In answer, Assistant U.S. Attorney Danielle Kudla pointed out that this problem had already been brought up in front of Judge Kaplan, who had turned down the request.
Netburn said, “You know that magistrate judges usually don’t outrank…” People who were there laughed when she said that.
Mark Cohen, another lawyer representing Bankman-Fried, directed attention to the conditions at the Metropolitan Detention Center in Brooklyn, where Bankman-Fried has been detained since August 11.
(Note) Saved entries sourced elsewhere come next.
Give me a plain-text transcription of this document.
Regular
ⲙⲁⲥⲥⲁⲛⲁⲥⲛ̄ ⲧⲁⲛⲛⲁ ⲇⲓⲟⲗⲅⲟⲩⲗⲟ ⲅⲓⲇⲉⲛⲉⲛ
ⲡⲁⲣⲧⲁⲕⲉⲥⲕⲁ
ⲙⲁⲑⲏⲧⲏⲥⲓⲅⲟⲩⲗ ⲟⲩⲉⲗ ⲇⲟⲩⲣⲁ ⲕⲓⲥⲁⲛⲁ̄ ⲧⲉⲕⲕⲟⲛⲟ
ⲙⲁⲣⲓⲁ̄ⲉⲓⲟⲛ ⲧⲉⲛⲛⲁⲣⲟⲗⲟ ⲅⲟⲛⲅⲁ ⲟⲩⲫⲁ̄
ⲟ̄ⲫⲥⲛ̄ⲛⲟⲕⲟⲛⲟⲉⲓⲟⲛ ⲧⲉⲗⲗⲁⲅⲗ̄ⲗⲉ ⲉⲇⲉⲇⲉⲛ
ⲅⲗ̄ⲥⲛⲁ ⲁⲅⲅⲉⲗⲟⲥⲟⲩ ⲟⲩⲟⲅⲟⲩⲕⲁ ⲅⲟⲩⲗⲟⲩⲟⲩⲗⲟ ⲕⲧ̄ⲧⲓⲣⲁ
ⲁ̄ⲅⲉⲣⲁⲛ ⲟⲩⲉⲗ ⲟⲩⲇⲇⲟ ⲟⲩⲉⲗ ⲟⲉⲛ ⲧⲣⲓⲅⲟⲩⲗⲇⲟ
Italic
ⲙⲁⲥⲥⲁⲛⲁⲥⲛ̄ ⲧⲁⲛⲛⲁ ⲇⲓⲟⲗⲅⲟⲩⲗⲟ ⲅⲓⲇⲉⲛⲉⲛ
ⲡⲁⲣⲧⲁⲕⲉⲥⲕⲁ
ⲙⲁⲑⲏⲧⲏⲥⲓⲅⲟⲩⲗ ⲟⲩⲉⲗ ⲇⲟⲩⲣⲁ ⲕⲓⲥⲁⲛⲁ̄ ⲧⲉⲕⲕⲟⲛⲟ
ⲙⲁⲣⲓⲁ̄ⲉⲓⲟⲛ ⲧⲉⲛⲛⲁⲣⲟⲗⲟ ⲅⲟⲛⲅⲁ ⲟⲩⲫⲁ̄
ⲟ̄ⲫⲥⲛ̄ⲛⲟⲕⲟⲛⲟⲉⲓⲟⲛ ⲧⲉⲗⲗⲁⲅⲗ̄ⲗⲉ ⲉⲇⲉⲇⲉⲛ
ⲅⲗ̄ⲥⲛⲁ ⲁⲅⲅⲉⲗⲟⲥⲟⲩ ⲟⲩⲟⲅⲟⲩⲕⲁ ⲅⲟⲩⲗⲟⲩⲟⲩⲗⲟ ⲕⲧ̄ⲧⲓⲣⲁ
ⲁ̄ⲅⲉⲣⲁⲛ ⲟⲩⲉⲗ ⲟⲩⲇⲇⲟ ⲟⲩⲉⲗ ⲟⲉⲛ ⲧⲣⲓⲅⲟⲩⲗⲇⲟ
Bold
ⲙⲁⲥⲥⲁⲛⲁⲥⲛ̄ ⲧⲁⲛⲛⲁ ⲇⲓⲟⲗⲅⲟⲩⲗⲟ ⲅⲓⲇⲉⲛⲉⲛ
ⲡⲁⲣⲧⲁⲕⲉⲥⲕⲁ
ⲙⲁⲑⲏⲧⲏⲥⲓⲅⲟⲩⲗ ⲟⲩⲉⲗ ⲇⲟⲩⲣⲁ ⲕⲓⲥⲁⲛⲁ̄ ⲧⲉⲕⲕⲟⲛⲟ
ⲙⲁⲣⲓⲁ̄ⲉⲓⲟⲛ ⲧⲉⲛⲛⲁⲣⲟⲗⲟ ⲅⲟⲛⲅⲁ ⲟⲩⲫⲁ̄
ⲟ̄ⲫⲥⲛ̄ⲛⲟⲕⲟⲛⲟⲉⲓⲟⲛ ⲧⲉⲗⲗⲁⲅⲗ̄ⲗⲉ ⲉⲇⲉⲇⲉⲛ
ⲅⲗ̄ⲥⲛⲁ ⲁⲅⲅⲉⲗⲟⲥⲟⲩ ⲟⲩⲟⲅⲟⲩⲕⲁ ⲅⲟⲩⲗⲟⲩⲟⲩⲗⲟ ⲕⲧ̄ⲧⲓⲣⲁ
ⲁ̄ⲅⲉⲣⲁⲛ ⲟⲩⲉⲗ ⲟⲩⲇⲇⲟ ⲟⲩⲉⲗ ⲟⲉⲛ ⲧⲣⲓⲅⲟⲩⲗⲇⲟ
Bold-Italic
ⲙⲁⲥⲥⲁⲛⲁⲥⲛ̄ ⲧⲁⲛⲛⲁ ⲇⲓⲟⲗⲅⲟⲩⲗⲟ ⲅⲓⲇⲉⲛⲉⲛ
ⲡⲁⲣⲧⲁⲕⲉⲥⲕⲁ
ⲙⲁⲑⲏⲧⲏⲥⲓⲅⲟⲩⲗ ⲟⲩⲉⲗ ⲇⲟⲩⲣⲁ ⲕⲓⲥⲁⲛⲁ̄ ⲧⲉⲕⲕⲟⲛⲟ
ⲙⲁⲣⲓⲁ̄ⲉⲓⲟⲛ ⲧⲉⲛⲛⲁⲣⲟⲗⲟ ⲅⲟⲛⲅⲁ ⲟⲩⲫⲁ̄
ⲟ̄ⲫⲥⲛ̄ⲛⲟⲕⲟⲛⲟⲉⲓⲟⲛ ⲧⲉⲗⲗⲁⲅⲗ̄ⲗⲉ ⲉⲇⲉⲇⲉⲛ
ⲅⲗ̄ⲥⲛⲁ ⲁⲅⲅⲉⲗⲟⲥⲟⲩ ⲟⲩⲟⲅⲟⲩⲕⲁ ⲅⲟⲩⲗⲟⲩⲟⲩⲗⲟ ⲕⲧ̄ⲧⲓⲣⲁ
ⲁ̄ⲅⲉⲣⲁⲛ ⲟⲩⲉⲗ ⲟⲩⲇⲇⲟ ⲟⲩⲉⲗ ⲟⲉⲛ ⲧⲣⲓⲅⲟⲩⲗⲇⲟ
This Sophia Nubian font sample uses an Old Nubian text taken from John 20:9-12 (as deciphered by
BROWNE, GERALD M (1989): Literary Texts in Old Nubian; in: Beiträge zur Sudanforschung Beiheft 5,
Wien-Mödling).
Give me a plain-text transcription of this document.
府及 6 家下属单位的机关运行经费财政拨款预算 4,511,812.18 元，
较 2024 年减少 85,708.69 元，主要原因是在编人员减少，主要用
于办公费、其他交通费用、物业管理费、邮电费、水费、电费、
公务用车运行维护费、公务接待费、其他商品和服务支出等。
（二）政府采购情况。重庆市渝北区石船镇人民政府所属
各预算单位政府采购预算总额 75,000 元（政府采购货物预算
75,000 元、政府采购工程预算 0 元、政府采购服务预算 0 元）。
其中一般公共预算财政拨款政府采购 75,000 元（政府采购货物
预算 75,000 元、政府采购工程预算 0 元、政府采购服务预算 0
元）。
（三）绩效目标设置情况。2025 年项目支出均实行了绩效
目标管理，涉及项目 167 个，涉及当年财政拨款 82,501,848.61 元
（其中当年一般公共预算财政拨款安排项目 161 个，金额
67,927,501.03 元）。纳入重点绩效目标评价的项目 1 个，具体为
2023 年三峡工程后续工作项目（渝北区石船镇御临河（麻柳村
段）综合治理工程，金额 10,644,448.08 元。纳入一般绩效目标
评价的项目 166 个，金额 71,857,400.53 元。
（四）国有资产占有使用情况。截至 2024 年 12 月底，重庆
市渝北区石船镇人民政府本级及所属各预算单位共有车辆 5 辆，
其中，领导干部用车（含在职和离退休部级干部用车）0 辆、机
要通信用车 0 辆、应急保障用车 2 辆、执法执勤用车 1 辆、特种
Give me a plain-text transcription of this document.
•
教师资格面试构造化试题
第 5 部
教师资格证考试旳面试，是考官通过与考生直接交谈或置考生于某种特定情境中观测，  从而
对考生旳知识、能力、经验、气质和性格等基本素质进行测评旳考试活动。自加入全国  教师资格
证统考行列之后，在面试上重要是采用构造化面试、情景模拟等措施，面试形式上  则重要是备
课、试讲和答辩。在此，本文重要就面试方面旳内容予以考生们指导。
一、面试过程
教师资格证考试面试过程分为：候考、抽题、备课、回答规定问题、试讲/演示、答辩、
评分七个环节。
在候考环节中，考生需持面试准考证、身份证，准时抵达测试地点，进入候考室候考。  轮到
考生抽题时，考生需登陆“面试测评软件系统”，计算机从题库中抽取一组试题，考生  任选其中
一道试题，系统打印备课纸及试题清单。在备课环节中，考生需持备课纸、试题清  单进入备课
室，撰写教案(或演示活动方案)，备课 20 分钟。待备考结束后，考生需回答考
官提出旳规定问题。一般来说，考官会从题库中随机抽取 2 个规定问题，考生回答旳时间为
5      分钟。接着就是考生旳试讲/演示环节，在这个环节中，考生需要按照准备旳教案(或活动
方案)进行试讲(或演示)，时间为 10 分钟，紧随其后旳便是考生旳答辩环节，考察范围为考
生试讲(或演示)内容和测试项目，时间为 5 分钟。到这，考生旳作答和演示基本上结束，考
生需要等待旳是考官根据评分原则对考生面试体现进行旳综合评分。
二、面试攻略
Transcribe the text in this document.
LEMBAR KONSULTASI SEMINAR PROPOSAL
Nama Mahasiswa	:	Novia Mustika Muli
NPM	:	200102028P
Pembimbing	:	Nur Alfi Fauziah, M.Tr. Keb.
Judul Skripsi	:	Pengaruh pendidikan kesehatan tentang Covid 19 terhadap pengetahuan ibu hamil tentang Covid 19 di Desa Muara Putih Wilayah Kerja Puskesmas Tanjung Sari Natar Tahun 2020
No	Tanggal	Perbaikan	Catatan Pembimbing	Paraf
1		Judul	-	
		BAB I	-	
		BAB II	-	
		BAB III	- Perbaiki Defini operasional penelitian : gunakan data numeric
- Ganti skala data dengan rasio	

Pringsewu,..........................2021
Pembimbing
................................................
Cohen was upset that there wasn’t any vegan food at the building. He said that Bankman-Fried’s dedication to his beliefs meant that he could only eat bread and water.
Cohen also highlighted that the jail had not administered any Adderall to Bankman-Fried, a drug commonly prescribed for individuals with ADD/ADHD. Also, Bankman-Fried was running low on the depression drug EMSAM.
Both of Bankman-Fried’s lawyers said that his limited access to the internet, lack of food, and lack of medicine could make it hard for him to put up a strong case against the many charges he is facing.
Netburn promised that she would look into both issues after the workshop and try to find a solution by the end of the day.
On the other hand, prosecutors have asked the court to make Bankman-Fried’s defense team give more details about his planned “advice-of-counsel” argument, including what advice he got from his lawyer. The judge gave the defense until Wednesday to hand over this information.
The hearing for Bankman-Fried is scheduled to commence in early October. Monday, lawyers for both the prosecution and the defense sent the judge their ideas for how the judge should describe the charges and accusations to the jury.